The Richard Nixon Presidential Library and Birthplace in Yorba Linda is all decked out with holiday decorations. That includes a whole lot of toy railroad tracks. They're part of the library's 3rd Annual Festival of the Trains exhibit.
The famous George Washington crossing the Delaware painting fills a wall on the north side of one room. But Washington’s not overlooking menacing troops or a looming battlefield. Instead, he stands above a giant exhibit of toy trains laid out in the middle of the room. It’s straight from the mind of Bob Lemberger of the Train Collectors Association.
"Three of us did about 90 percent of the work on this and it took us about two months. There’s about 180 sheets of Styrofoam, which started out as plain white sheets of Styrofoam, 4 feet by 8 feet and 2 inches thick," says Lemberger. "And underneath is a leveled platform, which takes us a day to put up.
"And then there’s plywood sheets on four different levels so we can get up to the top. Now we have to start – we work from the top, down. We build the mountains up on the top and put up the trains up there. Once we get to a certain level, it becomes more difficult to get back to the top."

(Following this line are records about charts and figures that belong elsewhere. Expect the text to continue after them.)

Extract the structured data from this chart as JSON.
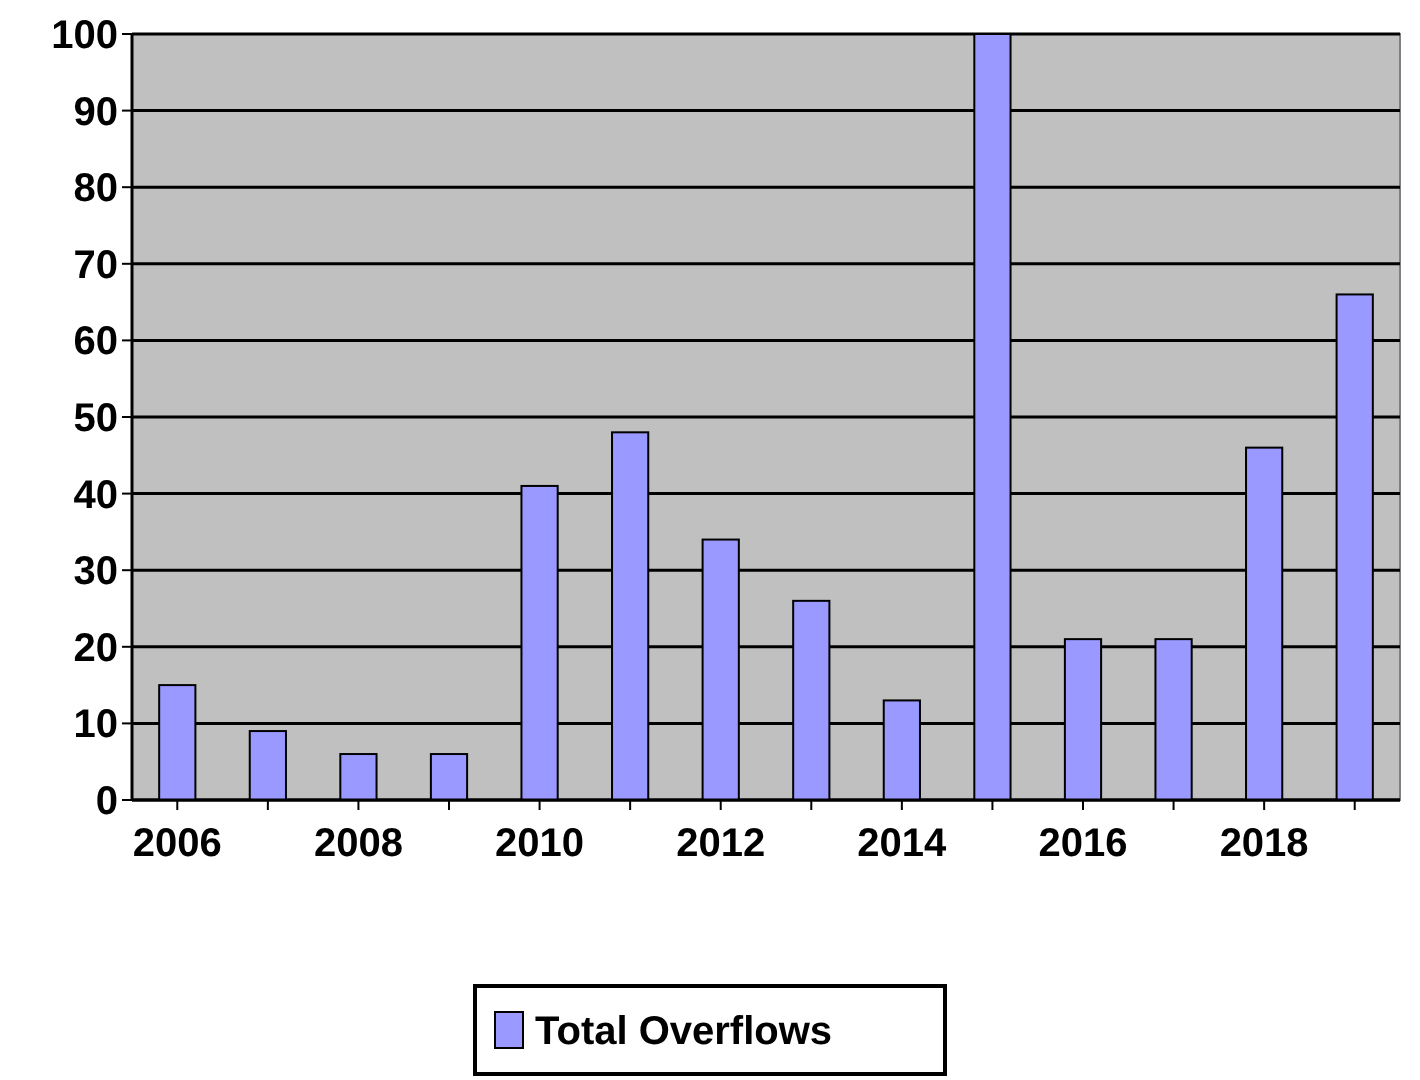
{
  "chart_data": {
    "type": "bar",
    "categories": [
      "2006",
      null,
      "2008",
      null,
      "2010",
      null,
      "2012",
      null,
      "2014",
      null,
      "2016",
      null,
      "2018",
      null
    ],
    "series": [
      {
        "name": "Total Overflows",
        "color": "#9999ff",
        "values": [
          15,
          9,
          6,
          6,
          41,
          48,
          34,
          26,
          13,
          100,
          21,
          21,
          46,
          66
        ]
      }
    ],
    "ylim": [
      0,
      100
    ],
    "yticks": [
      0,
      10,
      20,
      30,
      40,
      50,
      60,
      70,
      80,
      90,
      100
    ],
    "grid": "y",
    "legend": "bottom"
  }
}
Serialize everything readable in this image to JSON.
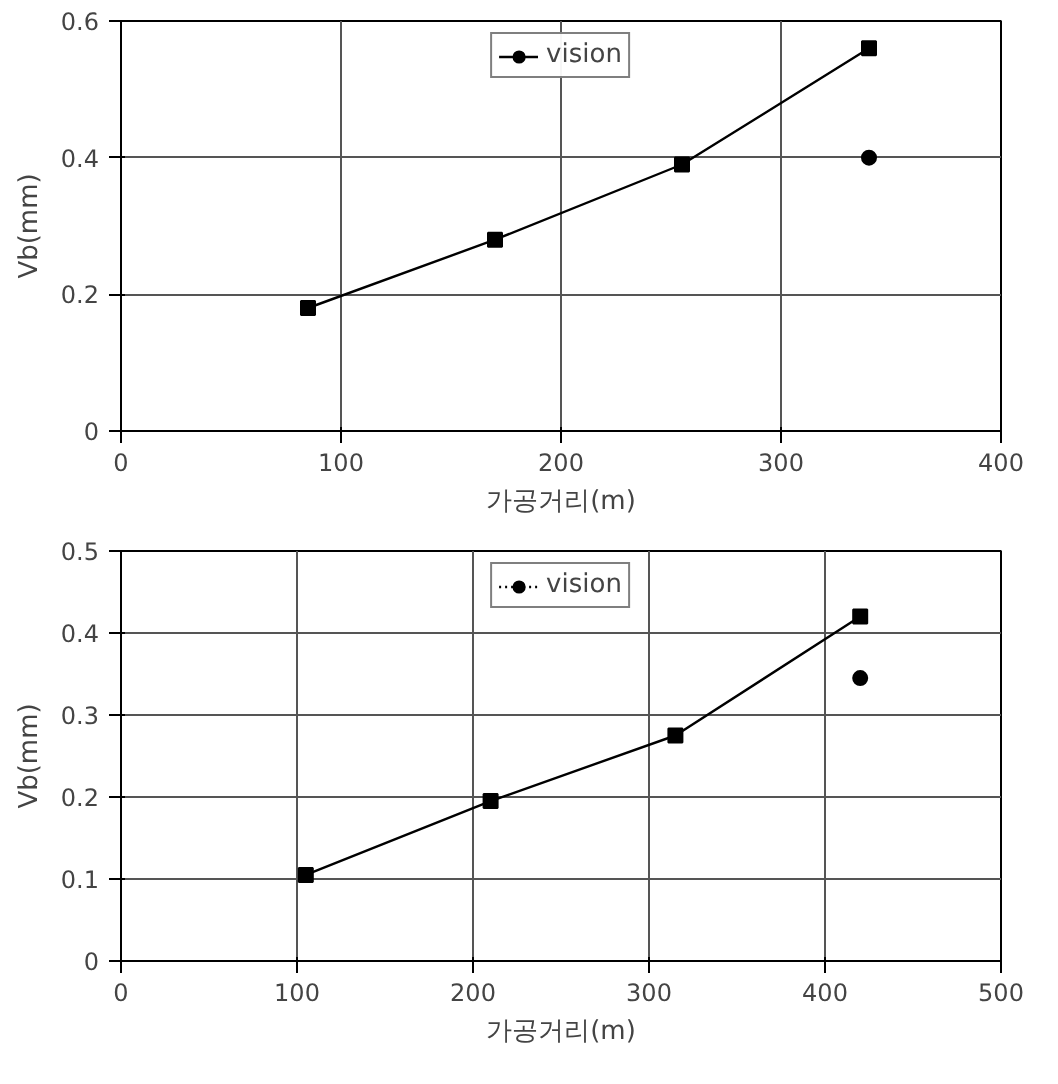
{
  "chart_data": [
    {
      "type": "line",
      "xlabel": "가공거리(m)",
      "ylabel": "Vb(mm)",
      "xlim": [
        0,
        400
      ],
      "xticks": [
        0,
        100,
        200,
        300,
        400
      ],
      "ylim": [
        0,
        0.6
      ],
      "yticks": [
        0,
        0.2,
        0.4,
        0.6
      ],
      "grid": true,
      "legend": "top",
      "series": [
        {
          "color": "#000000",
          "marker": "square",
          "x": [
            85,
            170,
            255,
            340
          ],
          "values": [
            0.18,
            0.28,
            0.39,
            0.56
          ]
        },
        {
          "name": "vision",
          "color": "#000000",
          "marker": "circle",
          "x": [
            340
          ],
          "values": [
            0.4
          ]
        }
      ]
    },
    {
      "type": "line",
      "xlabel": "가공거리(m)",
      "ylabel": "Vb(mm)",
      "xlim": [
        0,
        500
      ],
      "xticks": [
        0,
        100,
        200,
        300,
        400,
        500
      ],
      "ylim": [
        0,
        0.5
      ],
      "yticks": [
        0,
        0.1,
        0.2,
        0.3,
        0.4,
        0.5
      ],
      "grid": true,
      "legend": "top",
      "series": [
        {
          "color": "#000000",
          "marker": "square",
          "x": [
            105,
            210,
            315,
            420
          ],
          "values": [
            0.105,
            0.195,
            0.275,
            0.42
          ]
        },
        {
          "name": "vision",
          "color": "#000000",
          "marker": "circle",
          "line_style": "dotted",
          "x": [
            420
          ],
          "values": [
            0.345
          ]
        }
      ]
    }
  ]
}
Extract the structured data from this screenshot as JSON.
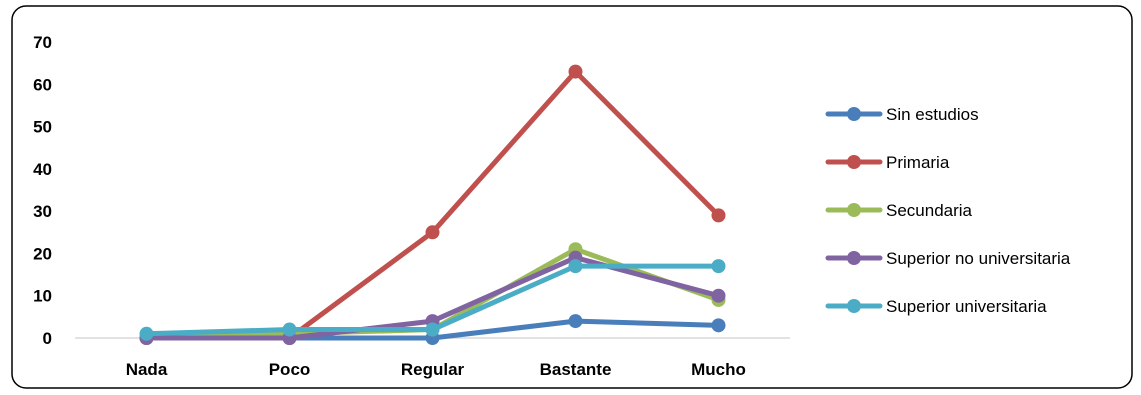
{
  "chart_data": {
    "type": "line",
    "title": "",
    "xlabel": "",
    "ylabel": "",
    "categories": [
      "Nada",
      "Poco",
      "Regular",
      "Bastante",
      "Mucho"
    ],
    "ylim": [
      0,
      70
    ],
    "yticks": [
      0,
      10,
      20,
      30,
      40,
      50,
      60,
      70
    ],
    "grid": false,
    "legend": "right",
    "series": [
      {
        "name": "Sin estudios",
        "color": "#4A7EBB",
        "values": [
          0,
          0,
          0,
          4,
          3
        ]
      },
      {
        "name": "Primaria",
        "color": "#C0504D",
        "values": [
          0,
          0,
          25,
          63,
          29
        ]
      },
      {
        "name": "Secundaria",
        "color": "#9BBB59",
        "values": [
          0,
          1,
          2,
          21,
          9
        ]
      },
      {
        "name": "Superior no universitaria",
        "color": "#8064A2",
        "values": [
          0,
          0,
          4,
          19,
          10
        ]
      },
      {
        "name": "Superior universitaria",
        "color": "#4BACC6",
        "values": [
          1,
          2,
          2,
          17,
          17
        ]
      }
    ]
  }
}
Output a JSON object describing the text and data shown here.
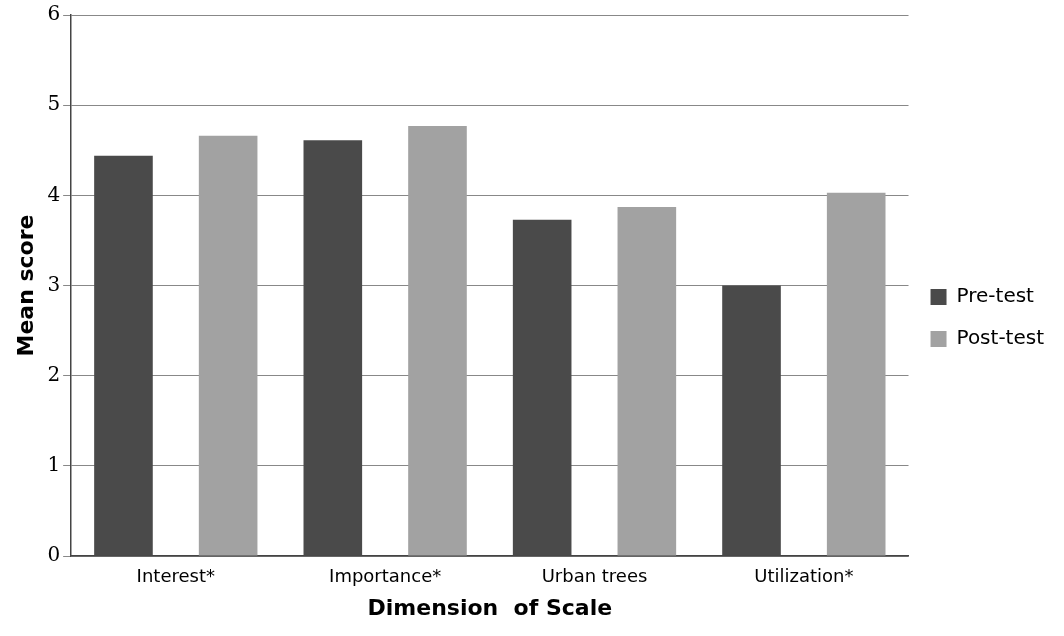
{
  "chart_data": {
    "type": "bar",
    "xlabel": "Dimension  of Scale",
    "ylabel": "Mean score",
    "categories": [
      "Interest*",
      "Importance*",
      "Urban trees",
      "Utilization*"
    ],
    "series": [
      {
        "name": "Pre-test",
        "color": "#4a4a4a",
        "values": [
          4.44,
          4.61,
          3.73,
          3.0
        ]
      },
      {
        "name": "Post-test",
        "color": "#a2a2a2",
        "values": [
          4.66,
          4.77,
          3.87,
          4.03
        ]
      }
    ],
    "ylim": [
      0,
      6
    ],
    "yticks": [
      0,
      1,
      2,
      3,
      4,
      5,
      6
    ],
    "grid": "y",
    "legend": "right"
  }
}
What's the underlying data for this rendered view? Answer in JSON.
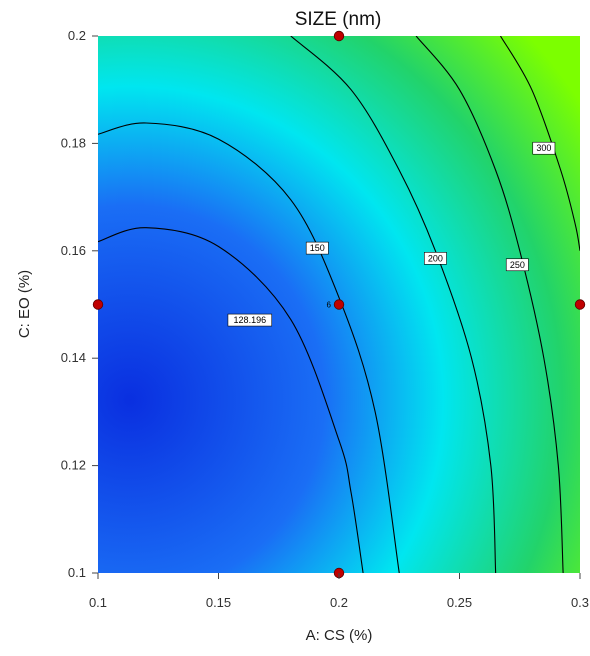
{
  "chart_data": {
    "type": "heatmap",
    "subtype": "contour",
    "title": "SIZE (nm)",
    "xlabel": "A: CS (%)",
    "ylabel": "C: EO (%)",
    "xlim": [
      0.1,
      0.3
    ],
    "ylim": [
      0.1,
      0.2
    ],
    "x_ticks": [
      "0.1",
      "0.15",
      "0.2",
      "0.25",
      "0.3"
    ],
    "y_ticks": [
      "0.1",
      "0.12",
      "0.14",
      "0.16",
      "0.18",
      "0.2"
    ],
    "colormap": [
      "#0a2fe0",
      "#1a6ef5",
      "#00e6f0",
      "#22d36a",
      "#7cff00"
    ],
    "contours": [
      {
        "level": 128.196,
        "label": "128.196",
        "points": [
          [
            0.1,
            0.1617
          ],
          [
            0.12,
            0.1643
          ],
          [
            0.15,
            0.1608
          ],
          [
            0.18,
            0.1472
          ],
          [
            0.2,
            0.1247
          ],
          [
            0.205,
            0.115
          ],
          [
            0.21,
            0.1
          ]
        ]
      },
      {
        "level": 150,
        "label": "150",
        "points": [
          [
            0.1,
            0.1817
          ],
          [
            0.12,
            0.1838
          ],
          [
            0.15,
            0.1808
          ],
          [
            0.18,
            0.1695
          ],
          [
            0.2,
            0.1513
          ],
          [
            0.215,
            0.13
          ],
          [
            0.225,
            0.1
          ]
        ]
      },
      {
        "level": 200,
        "label": "200",
        "points": [
          [
            0.18,
            0.2
          ],
          [
            0.205,
            0.19
          ],
          [
            0.225,
            0.175
          ],
          [
            0.24,
            0.16
          ],
          [
            0.255,
            0.14
          ],
          [
            0.263,
            0.12
          ],
          [
            0.265,
            0.1
          ]
        ]
      },
      {
        "level": 250,
        "label": "250",
        "points": [
          [
            0.232,
            0.2
          ],
          [
            0.25,
            0.19
          ],
          [
            0.265,
            0.175
          ],
          [
            0.275,
            0.16
          ],
          [
            0.285,
            0.14
          ],
          [
            0.291,
            0.12
          ],
          [
            0.293,
            0.1
          ]
        ]
      },
      {
        "level": 300,
        "label": "300",
        "points": [
          [
            0.267,
            0.2
          ],
          [
            0.28,
            0.19
          ],
          [
            0.292,
            0.175
          ],
          [
            0.298,
            0.165
          ],
          [
            0.3,
            0.16
          ]
        ]
      }
    ],
    "contour_labels": [
      {
        "text": "128.196",
        "x": 0.163,
        "y": 0.1471
      },
      {
        "text": "150",
        "x": 0.191,
        "y": 0.1605
      },
      {
        "text": "200",
        "x": 0.24,
        "y": 0.1586
      },
      {
        "text": "250",
        "x": 0.274,
        "y": 0.1574
      },
      {
        "text": "300",
        "x": 0.285,
        "y": 0.1791
      }
    ],
    "design_points": [
      {
        "x": 0.2,
        "y": 0.2
      },
      {
        "x": 0.1,
        "y": 0.15
      },
      {
        "x": 0.2,
        "y": 0.15
      },
      {
        "x": 0.3,
        "y": 0.15
      },
      {
        "x": 0.2,
        "y": 0.1
      }
    ],
    "replicate_label": {
      "text": "6",
      "x": 0.2,
      "y": 0.15
    },
    "point_color": "#c00000"
  }
}
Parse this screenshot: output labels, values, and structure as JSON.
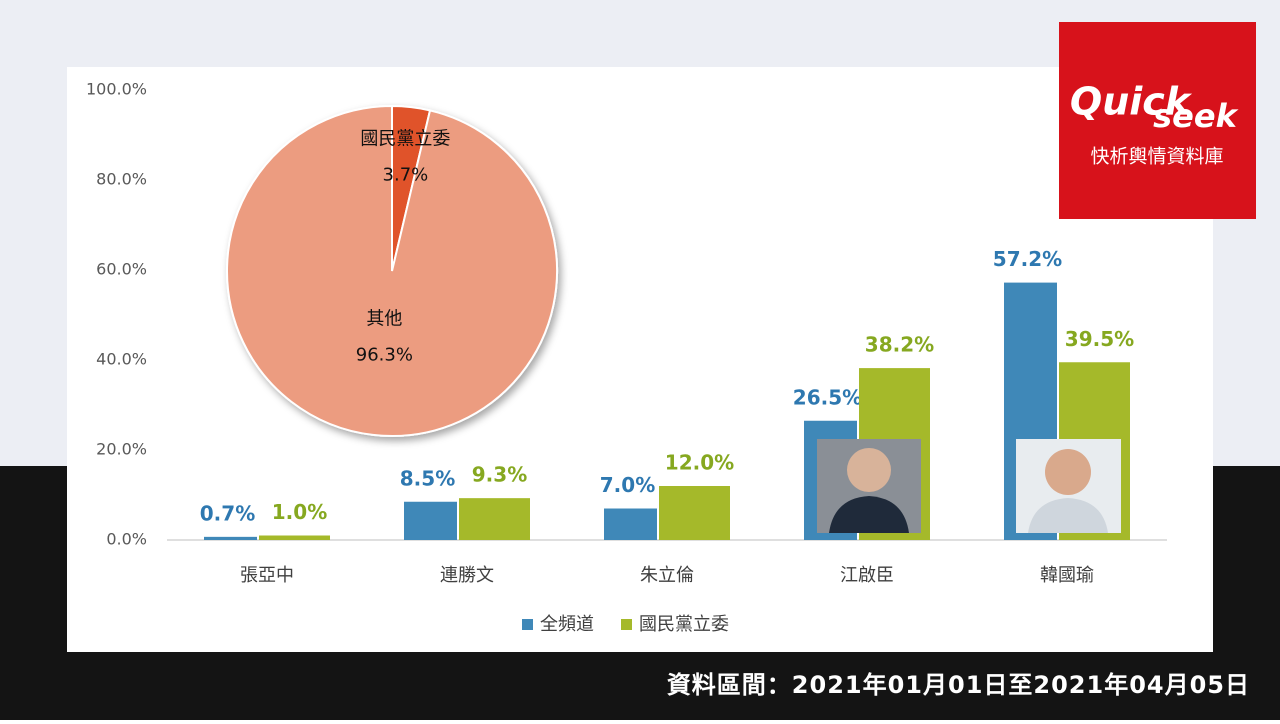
{
  "chart_data": [
    {
      "type": "bar",
      "categories": [
        "張亞中",
        "連勝文",
        "朱立倫",
        "江啟臣",
        "韓國瑜"
      ],
      "series": [
        {
          "name": "全頻道",
          "color": "#3f88b8",
          "label_color": "#2e78b0",
          "values": [
            0.7,
            8.5,
            7.0,
            26.5,
            57.2
          ],
          "value_labels": [
            "0.7%",
            "8.5%",
            "7.0%",
            "26.5%",
            "57.2%"
          ]
        },
        {
          "name": "國民黨立委",
          "color": "#a5b92a",
          "label_color": "#86a820",
          "values": [
            1.0,
            9.3,
            12.0,
            38.2,
            39.5
          ],
          "value_labels": [
            "1.0%",
            "9.3%",
            "12.0%",
            "38.2%",
            "39.5%"
          ]
        }
      ],
      "ylim": [
        0,
        100
      ],
      "yticks": [
        {
          "value": 0,
          "label": "0.0%"
        },
        {
          "value": 20,
          "label": "20.0%"
        },
        {
          "value": 40,
          "label": "40.0%"
        },
        {
          "value": 60,
          "label": "60.0%"
        },
        {
          "value": 80,
          "label": "80.0%"
        },
        {
          "value": 100,
          "label": "100.0%"
        }
      ],
      "legend": "bottom"
    },
    {
      "type": "pie",
      "categories": [
        "國民黨立委",
        "其他"
      ],
      "values": [
        3.7,
        96.3
      ],
      "value_labels": [
        "3.7%",
        "96.3%"
      ],
      "colors": [
        "#e0532b",
        "#ec9c80"
      ]
    }
  ],
  "logo": {
    "line1": "Quick",
    "line2": "seek",
    "subtitle": "快析輿情資料庫"
  },
  "footer": "資料區間：2021年01月01日至2021年04月05日"
}
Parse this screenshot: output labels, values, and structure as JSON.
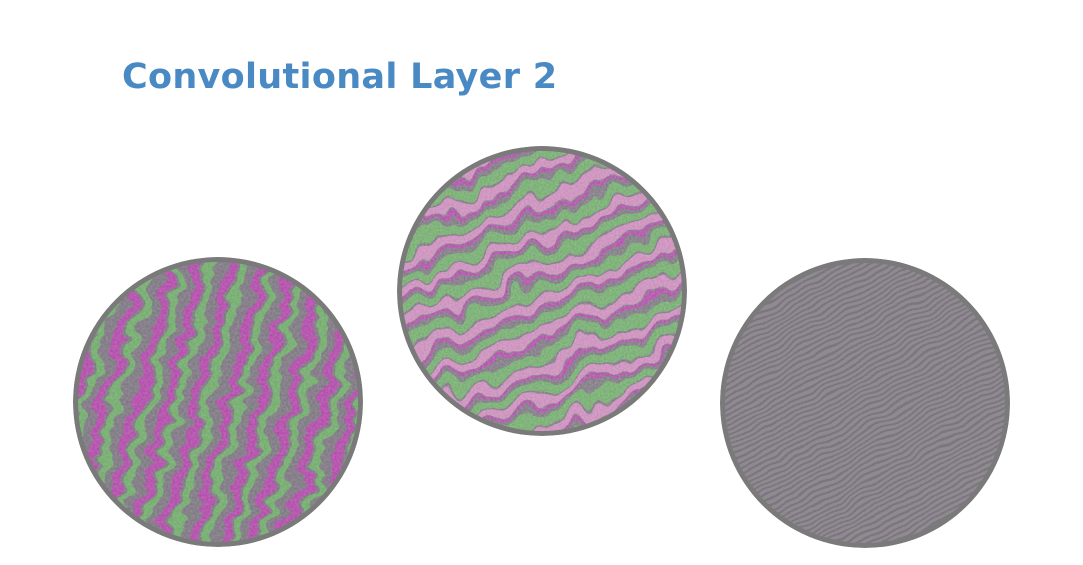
{
  "slide": {
    "title": "Convolutional Layer 2"
  },
  "colors": {
    "title": "#4a8ac4",
    "ring": "#7a7a7a",
    "field": "#8f8a90",
    "magenta": "#b04aa8",
    "green": "#6faa6a",
    "pink": "#c98ab9",
    "gray_stripe": "#7c7480"
  },
  "visualizations": [
    {
      "id": "left",
      "pattern": "magenta-green-vertical-stripes"
    },
    {
      "id": "middle",
      "pattern": "green-pink-diagonal-bands"
    },
    {
      "id": "right",
      "pattern": "fine-gray-diagonal-stripes"
    }
  ]
}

They used hammers, saws, scrapers – even their fingers – to claw out the shape of Alp-like mountains, complete with the North Pole and a flying Santa on a sleigh. The 3-D display stands twice as tall as most people.
"I kind of got the idea to build a three-dimensional train layout years ago," recounts Lemberger. "I was on a Small World and... there’s something going on at every eye level or, I should say, not just at eye level.
"You look out and you see something at eye level and you look up and then you look up and then you look up, then you look up at the ceiling, there’s something going on. And so I thought it’d be neat to build a train layout that does the same thing."
So Lemberger created his first 3-D layout with the first toy train exhibit at the Nixon Library. He and his crew have built it three years running.
Below the white mountains, trains of all types wind through autumn trees that fill one side of the display. There’s an antique castle. An old-time street scene unfolds along the train track, below the snowy North Pole village.
"We got all kinds of little activity going on," says Lemberger, as he points out the whimsical features of the street scene. "We have a police car – actually a couple police cars – and if you look close at that building, that’s a donut shop, which one of the guys thought was cute.
"We have Nixon campaigning in the '50s, 'Nixon for Senator,' which would have been before he was vice president. That might’ve actually been in the '40s. And then we have a couple of fire trucks over here. And then if you look close, you can see we’ve got a jack-in-the-box on a motorcycle there."
Around the corner, a more modern Thomas the Train and his buddies make their rounds on their own tracks.
"And what’s great is this Polar Express scene up here," says Lemberger. "We’re running a train that’s a model of the Polar Express and it’ll actually stop randomly in front of these houses like it’s picking up the kids from the movie."
The Polar Express train flies by on the tracks and then suddenly stops. Over nearby loudspeakers, you can hear music from the movie and the sound of the conductor asking a little boy, "You coming?... This is the Polar Express!"
A quick "All aboard!" call and the Polar Express train bursts into motion on the track. It rounds a corner, on its way to the North Pole.
The Train Collectors Association’s Bob Lemberger says he enjoys every part of this, especially building so many detailed scenes.
"It’s fun to come in here, like on a Saturday, when this place is packed, watching the kids, watching the elderly – you know, just everybody. You know, everybody loves trains," Lemberger says. "You think this is for kids, but you see so many adults just eat this up, especially when they come through the front door and they don’t know what to expect and they see this big, humongous train layout."
The layout also includes a large Lego train setup in the Nixon Libary's lobby. And out back, the museum has brought in a real-life train engine that used to belong to Ward Kimball, one of Walt Disney's animators. That train engine looks much like those you see at Disneyland.
The exhibit is at the Nixon Library in Yorba Linda until Jan. 10.